Figure 5 shows the histograms of \(I_\textrm{c}\) for the microsnout detectors with brass screws and magnetized screws in the sleeve lid. The suppression in \(I_\textrm{c}\) is even more dramatic than in Fig. 3, while the effect on \(\Delta E\) is again more modest. Apparently suppression of \(I_\textrm{c}\) in these detectors is evident before energy resolution is degraded significantly. This is convenient for confirming or ruling out effects due to stray B, since a measurement of \(I_\textrm{c}\) for every pixel takes much less time than a measurement of \(\Delta E\).

Fig. 5
figure 5

Histograms of \(I_\textrm{c}\) (a) and \(\Delta E\) (b) and (c), both at \(T_\textrm{b} =\) 90 mK, for a microsnout with magnetized vs. brass screws in the sleeve lid. For \(\Delta E\), legend shows mean ± standard error of the mean.

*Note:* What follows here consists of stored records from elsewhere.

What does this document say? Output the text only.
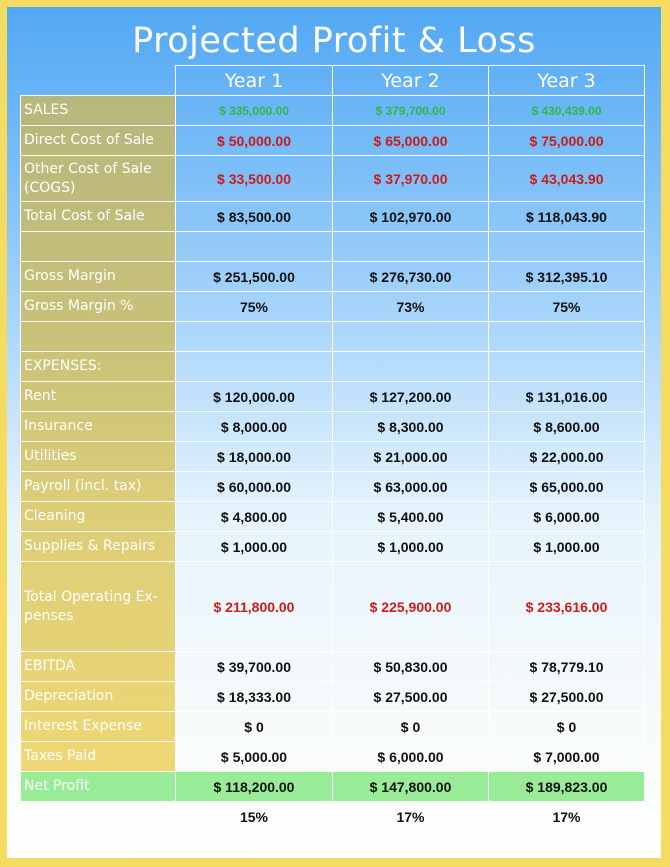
Projected Profit & Loss
	Year 1	Year 2	Year 3
SALES	$ 335,000.00	$ 379,700.00	$ 430,439.00
Direct Cost of Sale	$ 50,000.00	$ 65,000.00	$ 75,000.00
Other Cost of Sale (COGS)	$ 33,500.00	$ 37,970.00	$ 43,043.90
Total Cost of Sale	$ 83,500.00	$ 102,970.00	$ 118,043.90

Gross Margin	$ 251,500.00	$ 276,730.00	$ 312,395.10
Gross Margin %	75%	73%	75%

EXPENSES:			
Rent	$ 120,000.00	$ 127,200.00	$ 131,016.00
Insurance	$ 8,000.00	$ 8,300.00	$ 8,600.00
Utilities	$ 18,000.00	$ 21,000.00	$ 22,000.00
Payroll (incl. tax)	$ 60,000.00	$ 63,000.00	$ 65,000.00
Cleaning	$ 4,800.00	$ 5,400.00	$ 6,000.00
Supplies & Repairs	$ 1,000.00	$ 1,000.00	$ 1,000.00
Total Operating Ex-penses	$ 211,800.00	$ 225,900.00	$ 233,616.00
EBITDA	$ 39,700.00	$ 50,830.00	$ 78,779.10
Depreciation	$ 18,333.00	$ 27,500.00	$ 27,500.00
Interest Expense	$ 0	$ 0	$ 0
Taxes Paid	$ 5,000.00	$ 6,000.00	$ 7,000.00
Net Profit	$ 118,200.00	$ 147,800.00	$ 189,823.00
Net Profit/Sales %	15%	17%	17%
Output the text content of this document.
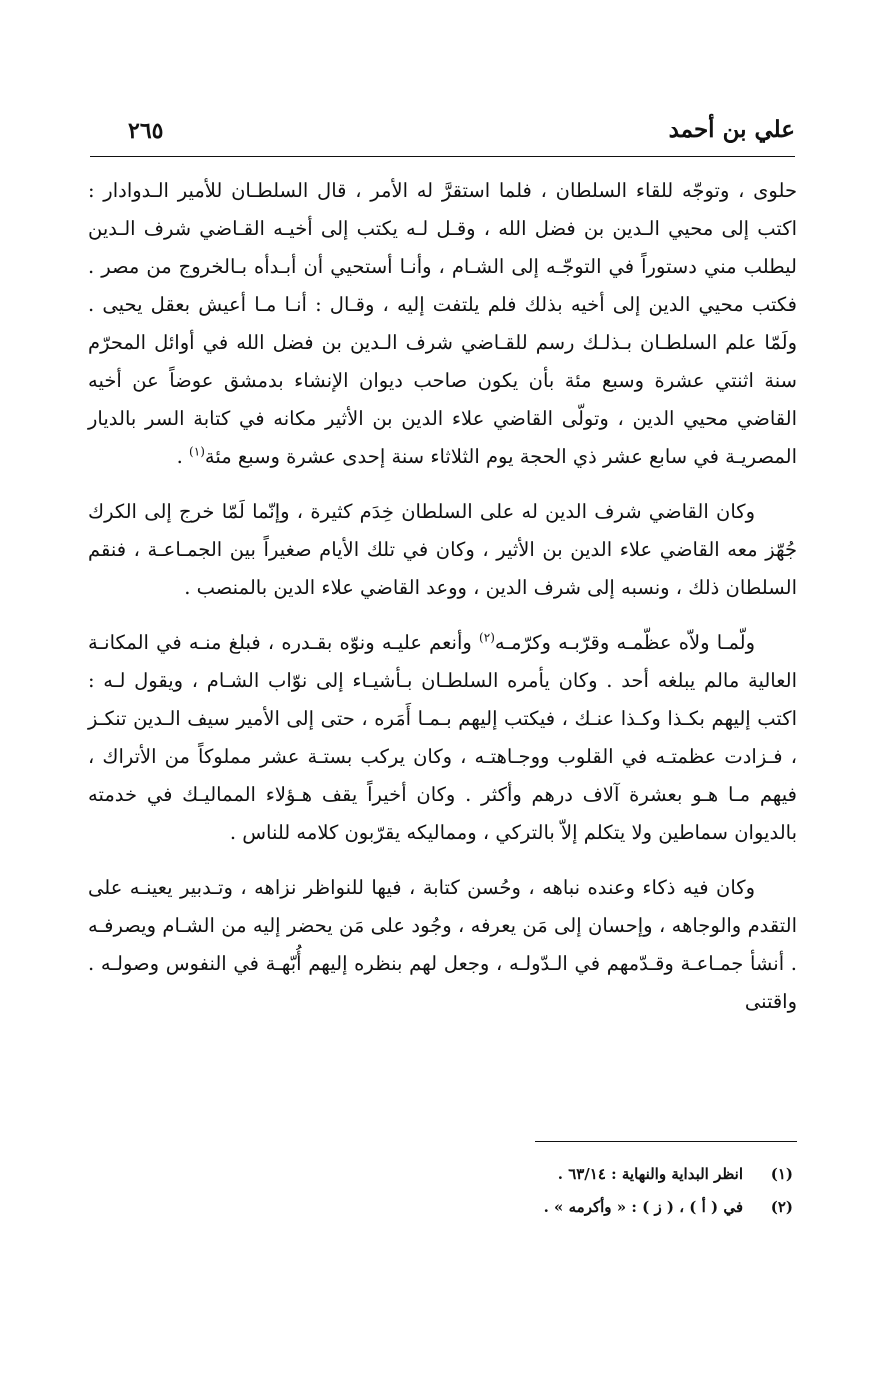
علي بن أحمد
٢٦٥

حلوى ، وتوجّه للقاء السلطان ، فلما استقرَّ له الأمر ، قال السلطـان للأمير الـدوادار : اكتب إلى محيي الـدين بن فضل الله ، وقـل لـه يكتب إلى أخيـه القـاضي شرف الـدين ليطلب مني دستوراً في التوجّـه إلى الشـام ، وأنـا أستحيي أن أبـدأه بـالخروج من مصر . فكتب محيي الدين إلى أخيه بذلك فلم يلتفت إليه ، وقـال : أنـا مـا أعيش بعقل يحيى . ولَمّا علم السلطـان بـذلـك رسم للقـاضي شرف الـدين بن فضل الله في أوائل المحرّم سنة اثنتي عشرة وسبع مئة بأن يكون صاحب ديوان الإنشاء بدمشق عوضاً عن أخيه القاضي محيي الدين ، وتولّى القاضي علاء الدين بن الأثير مكانه في كتابة السر بالديار المصريـة في سابع عشر ذي الحجة يوم الثلاثاء سنة إحدى عشرة وسبع مئة$^{(١)}$ .

وكان القاضي شرف الدين له على السلطان خِدَم كثيرة ، وإنّما لَمّا خرج إلى الكرك جُهّز معه القاضي علاء الدين بن الأثير ، وكان في تلك الأيام صغيراً بين الجمـاعـة ، فنقم السلطان ذلك ، ونسبه إلى شرف الدين ، ووعد القاضي علاء الدين بالمنصب .

ولّمـا ولاّه عظّمـه وقرّبـه وكرّمـه$^{(٢)}$ وأنعم عليـه ونوّه بقـدره ، فبلغ منـه في المكانـة العالية مالم يبلغه أحد . وكان يأمره السلطـان بـأشيـاء إلى نوّاب الشـام ، ويقول لـه : اكتب إليهم بكـذا وكـذا عنـك ، فيكتب إليهم بـمـا أَمَره ، حتى إلى الأمير سيف الـدين تنكـز ، فـزادت عظمتـه في القلوب ووجـاهتـه ، وكان يركب بستـة عشر مملوكاً من الأتراك ، فيهم مـا هـو بعشرة آلاف درهم وأكثر . وكان أخيراً يقف هـؤلاء المماليـك في خدمته بالديوان سماطين ولا يتكلم إلاّ بالتركي ، ومماليكه يقرّبون كلامه للناس .

وكان فيه ذكاء وعنده نباهه ، وحُسن كتابة ، فيها للنواظر نزاهه ، وتـدبير يعينـه على التقدم والوجاهه ، وإحسان إلى مَن يعرفه ، وجُود على مَن يحضر إليه من الشـام ويصرفـه . أنشأ جمـاعـة وقـدّمهم في الـدّولـه ، وجعل لهم بنظره إليهم أُبّهـة في النفوس وصولـه . واقتنى

(١)
انظر البداية والنهاية : ٦٣/١٤ .
(٢)
في ( أ ) ، ( ز ) : « وأكرمه » .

Bin width = 0.025 mA for \(I_\textrm{c}\) and 15 eV for \(\Delta E\)

Full size image

4 Conclusion

Our results show that IV curve distortion is a sensitive probe of stray B field near \(\gamma\)-TES detectors, and that these distortions are correlated with degraded energy resolution. Screening components with a fluxgate magnetometer, and demagnetizing those that cannot be replaced, is now a routine step when building new cryostats and detector assemblies at NIST.